Gelet op het vorenstaande, rekening houdende met een ex nunc toetsing, is de rechtbank van oordeel dat het bestreden besluit een deugdelijke motivering ontbeert en het beroep mitsdien gegrond is te achten. Het bestreden besluit komt dan ook wegens strijd met artikel 3:46 van de Awb voor vernietiging in aanmerking. De beantwoording van de vraag of verweerder eiser een verblijfsvergunning op grond van artikel 29, eerste lid, aanhef en onder b en d, van de Vw 2000 heeft kunnen onthouden, behoeft geen beoordeling nu het bestreden besluit reeds op grond van het vorenstaande voor vernietiging in aanmerking komt .
De rechtbank acht termen aanwezig om verweerder op grond van het bepaalde in artikel 8:75 van de Awb te veroordelen in de proceskosten die eiser redelijkerwijs heeft moeten maken in verband met de behandeling van het beroep.
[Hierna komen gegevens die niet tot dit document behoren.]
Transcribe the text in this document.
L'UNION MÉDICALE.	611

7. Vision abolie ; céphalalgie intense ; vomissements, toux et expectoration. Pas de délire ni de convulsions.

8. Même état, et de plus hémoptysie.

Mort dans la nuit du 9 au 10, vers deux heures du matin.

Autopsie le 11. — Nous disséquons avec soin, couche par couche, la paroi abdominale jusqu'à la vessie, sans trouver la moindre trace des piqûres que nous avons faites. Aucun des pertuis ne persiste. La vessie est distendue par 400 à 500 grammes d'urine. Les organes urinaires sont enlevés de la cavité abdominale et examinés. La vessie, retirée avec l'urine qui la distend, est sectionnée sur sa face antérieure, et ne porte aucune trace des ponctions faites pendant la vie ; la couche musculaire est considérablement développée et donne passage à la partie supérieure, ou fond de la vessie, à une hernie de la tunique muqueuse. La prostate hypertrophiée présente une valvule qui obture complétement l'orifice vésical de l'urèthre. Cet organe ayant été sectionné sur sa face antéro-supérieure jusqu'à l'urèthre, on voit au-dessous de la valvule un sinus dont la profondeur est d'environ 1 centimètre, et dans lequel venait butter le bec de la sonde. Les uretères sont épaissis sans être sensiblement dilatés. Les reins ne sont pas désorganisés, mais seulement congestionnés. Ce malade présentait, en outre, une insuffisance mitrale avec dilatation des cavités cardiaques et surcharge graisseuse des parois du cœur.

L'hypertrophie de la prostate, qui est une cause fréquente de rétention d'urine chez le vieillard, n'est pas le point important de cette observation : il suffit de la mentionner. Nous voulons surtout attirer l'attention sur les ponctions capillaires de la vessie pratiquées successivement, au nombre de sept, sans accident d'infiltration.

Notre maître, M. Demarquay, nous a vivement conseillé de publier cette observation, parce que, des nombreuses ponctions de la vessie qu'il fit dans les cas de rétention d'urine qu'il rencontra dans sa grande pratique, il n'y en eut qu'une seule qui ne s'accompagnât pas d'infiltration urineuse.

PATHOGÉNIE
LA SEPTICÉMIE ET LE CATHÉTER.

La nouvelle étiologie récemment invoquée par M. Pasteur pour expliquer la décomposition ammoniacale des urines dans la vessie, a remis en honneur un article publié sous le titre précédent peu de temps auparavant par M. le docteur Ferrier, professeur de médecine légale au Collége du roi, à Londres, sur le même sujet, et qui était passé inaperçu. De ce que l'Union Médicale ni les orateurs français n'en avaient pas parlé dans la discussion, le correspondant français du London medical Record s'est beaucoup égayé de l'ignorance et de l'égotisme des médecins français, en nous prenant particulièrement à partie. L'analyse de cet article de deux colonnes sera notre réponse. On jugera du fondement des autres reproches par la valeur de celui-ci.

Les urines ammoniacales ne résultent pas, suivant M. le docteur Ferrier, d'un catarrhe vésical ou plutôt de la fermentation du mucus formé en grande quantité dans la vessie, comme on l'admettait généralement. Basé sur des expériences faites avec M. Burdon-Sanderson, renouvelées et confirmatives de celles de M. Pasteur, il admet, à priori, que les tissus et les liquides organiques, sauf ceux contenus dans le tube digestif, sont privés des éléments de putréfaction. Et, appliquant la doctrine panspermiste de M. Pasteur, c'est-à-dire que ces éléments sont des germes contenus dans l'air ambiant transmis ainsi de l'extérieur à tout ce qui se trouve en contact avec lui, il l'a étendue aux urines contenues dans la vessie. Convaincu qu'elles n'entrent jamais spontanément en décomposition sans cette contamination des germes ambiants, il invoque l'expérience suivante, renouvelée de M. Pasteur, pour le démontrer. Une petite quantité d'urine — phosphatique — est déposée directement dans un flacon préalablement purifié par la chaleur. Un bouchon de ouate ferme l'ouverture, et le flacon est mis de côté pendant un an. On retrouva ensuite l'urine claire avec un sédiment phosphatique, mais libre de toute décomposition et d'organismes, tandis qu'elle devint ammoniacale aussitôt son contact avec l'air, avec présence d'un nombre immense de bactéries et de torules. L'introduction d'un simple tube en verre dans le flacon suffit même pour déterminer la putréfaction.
Deze kosten zijn overeenkomstig de normen van het Besluit proceskosten bestuursrecht vastgesteld op € 644,- (1 punt voor het beroepschrift en 1 punt voor het verschijnen ter zitting met een waarde per punt van € 322,- en wegingsfactor 1).
Aangezien ten behoeve van eiser een toevoeging is verleend krachtens de Wet op de rechtsbijstand, dient ingevolge artikel 8:75, tweede lid, van de Awb de betaling aan de griffier te geschieden.
Mitsdien wordt beslist als volgt.
verklaart het beroep gegrond;
vernietigt het bestreden besluit;
draagt verweerder op een nieuw besluit te nemen met inachtneming van het bepaalde in deze uitspraak;
veroordeelt verweerder in de proceskosten van de beroepsprocedure bij de rechtbank ten bedrage van € 644,-, onder aanwijzing van de Staat der Nederlanden die deze kosten dient te vergoeden en aan de griffier van deze rechtbank, zittingsplaats Roermond, dient te betalen.
Aldus gedaan door mr. F.H. Machiels in tegenwoordigheid van mr. M.M. van Utteren-Hoving als griffier en uitgesproken in het openbaar op 1 december 2004.
Voor eensluidend afschrift:
de wnd. griffier:
Tegen deze uitspraak kunnen partijen binnen vier weken na de datum van verzending van deze uitspraak hoger beroep instellen bij de Afdeling bestuursrechtspraak van de Raad van State, onder vermelding van “hoger beroep vreemdelingenzaken”, Postbus 16113, 2500 BC te 's-Gravenhage. Ingevolge artikel 85 Vw 2000 bevat het beroepschrift een of meer grieven tegen de uitspraak. Artikel 6:5 van de Awb bepaalt onder meer dat bij het beroepschrift een afschrift moet worden overgelegd van de uitspraak.